The thirteen paintings by Spanish master Francisco de Zurbarán, are the reason why the Auckland Castle Trust is here. The Trust will ensure that the paintings stay in their rightful place.
They have hung in Auckland Castle for over 250 years so it is only right that they stay here.
Painted between 1640 and 1644, Bishop Richard Trevor bought twelve of the paintings with his own money in 1756. He was outbid at auction for the thirteenth, but employed prominent artist Arthur Pond to make an exact copy.
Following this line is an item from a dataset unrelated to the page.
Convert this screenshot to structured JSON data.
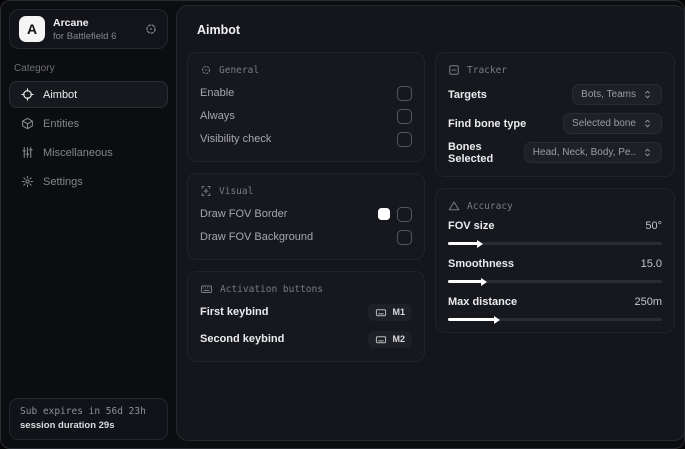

The Castle’s Long Dining Room was redesigned to house the larger-than-life paintings of Jacob and his Twelve Sons which depict chapter 49 of the Book of Genesis and represent the moment of Jacob’s death-bed ‘blessings’ to his sons. Each son would go on to be a founder of the Twelve Tribes of Israel which, essentially, represents the start of the Jewish faith. The story also has significance to Christians and Muslims.
The purchase and display of the paintings by Bishop Trevor was a very meaningful and deliberate act. Religious tolerance, especially towards Jewish people living in England, was in short supply in the 18th century. The Bishop’s actions were a public appeal for social, political and religious consideration, which still resonates today.
The Long Dining Room is one of Europe’s first purpose-built galleries to house a single series of paintings.
The room and the paintings were designed to impress visitors to Auckland Castle in the 18th century. Now, in the 21st century, they continue to fascinate and amaze.